Le profil le plus recherché, en ce moment, c'est le data scientist. Nous vivons dans un monde où l'on génère de plus en plus de données partout, sur tout, volontairement, ou involontairement. Le data scientist est celui qui va donner du sens à la donnée. C'est un statisticien XXL, qui doit avoir à la fois des compétences informatiques et des compétences métier. Il doit être capable de trouver comment utiliser les données, c'est-à-dire comprendre à quoi elles peuvent servir et pour quel modèle économique. Aujourd'hui, un data scientist avec deux ou trois ans d'expérience peut espérer gagner entre 200 000 et 300 000 euros par an.

Comment le digital change-t-il le rapport de l'entreprise au client ?

Nous sommes entrés dans une économie de service. Quand elle traite avec Air France, Michelin ne vend plus des pneus mais un nombre donné de décollages et d'atterrissages. Telle entreprise ne vend plus des chariots élévateurs mais de la manutention. Telle autre ne fournit plus des machines-outils mais garantit une capacité de production. Au final, un commercial face à un client doit désormais piocher, packager, pour créer une offre sur mesure. Le client est devenu un marché à lui tout seul.
Avec le digital, vient le temps de l'expérience client, avant et après l'achat. C'est un élément qui doit mobiliser toutes les énergies de l'entreprise. Certaines l'ont bien compris. Comme Nike, qui a su personnaliser sa relation client grâce à la technologie en permettant à ses clients de télécharger leurs données de course via Internet. Ce qui a donné naissance à une véritable communauté en ligne.
Même chose chez Air France, une compagnie aérienne qui a pu être perçue comme étant assez distante dans le passé. Aujourd'hui, Air France joue la carte de l'interaction en étant présente sur Instagram ou en organisant sur les réseaux sociaux un grand concours avec Boeing.
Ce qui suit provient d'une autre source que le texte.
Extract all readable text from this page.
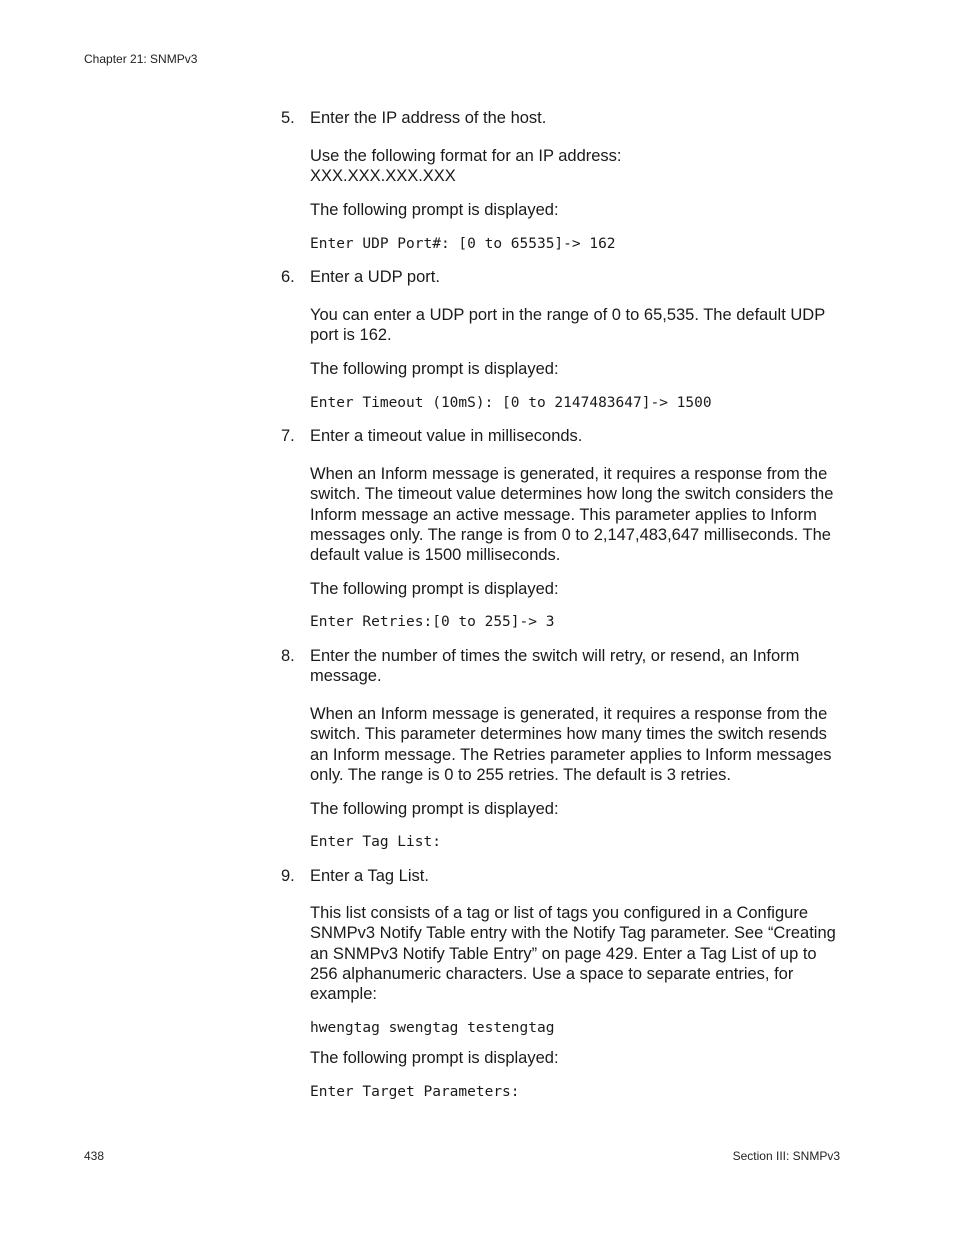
Chapter 21: SNMPv3
5. Enter the IP address of the host.
Use the following format for an IP address:
XXX.XXX.XXX.XXX
The following prompt is displayed:
Enter UDP Port#: [0 to 65535]-> 162
6. Enter a UDP port.
You can enter a UDP port in the range of 0 to 65,535. The default UDP port is 162.
The following prompt is displayed:
Enter Timeout (10mS): [0 to 2147483647]-> 1500
7. Enter a timeout value in milliseconds.
When an Inform message is generated, it requires a response from the switch. The timeout value determines how long the switch considers the Inform message an active message. This parameter applies to Inform messages only. The range is from 0 to 2,147,483,647 milliseconds. The default value is 1500 milliseconds.
The following prompt is displayed:
Enter Retries:[0 to 255]-> 3
8. Enter the number of times the switch will retry, or resend, an Inform message.
When an Inform message is generated, it requires a response from the switch. This parameter determines how many times the switch resends an Inform message. The Retries parameter applies to Inform messages only. The range is 0 to 255 retries. The default is 3 retries.
The following prompt is displayed:
Enter Tag List:
9. Enter a Tag List.
This list consists of a tag or list of tags you configured in a Configure SNMPv3 Notify Table entry with the Notify Tag parameter. See “Creating an SNMPv3 Notify Table Entry” on page 429. Enter a Tag List of up to 256 alphanumeric characters. Use a space to separate entries, for example:
hwengtag swengtag testengtag
The following prompt is displayed:
Enter Target Parameters:
438	Section III: SNMPv3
Toujours dans le domaine de l'aérien, l'exploitation des données peut aussi permettre d'anticiper la réaction d'un voyageur en cas d'incident. Devra-t-on le rembourser ou simplement lui proposer un upgrade ? On le voit, les possibilités sont infinies.

A lire aussi, sur la transformation digitale :

  • TNS Sofres accélère sa transformation digitale, ici
  • Digital, mot magique ou redoutable trompe-l'oeil? ici
  • Le Web'14 : The Gardian explique sa transformation digitale, ici
  • Oracle met la transformation digitale à l'honneur, ici

C'est un mal qui touche aussi le monde de la high-tech ?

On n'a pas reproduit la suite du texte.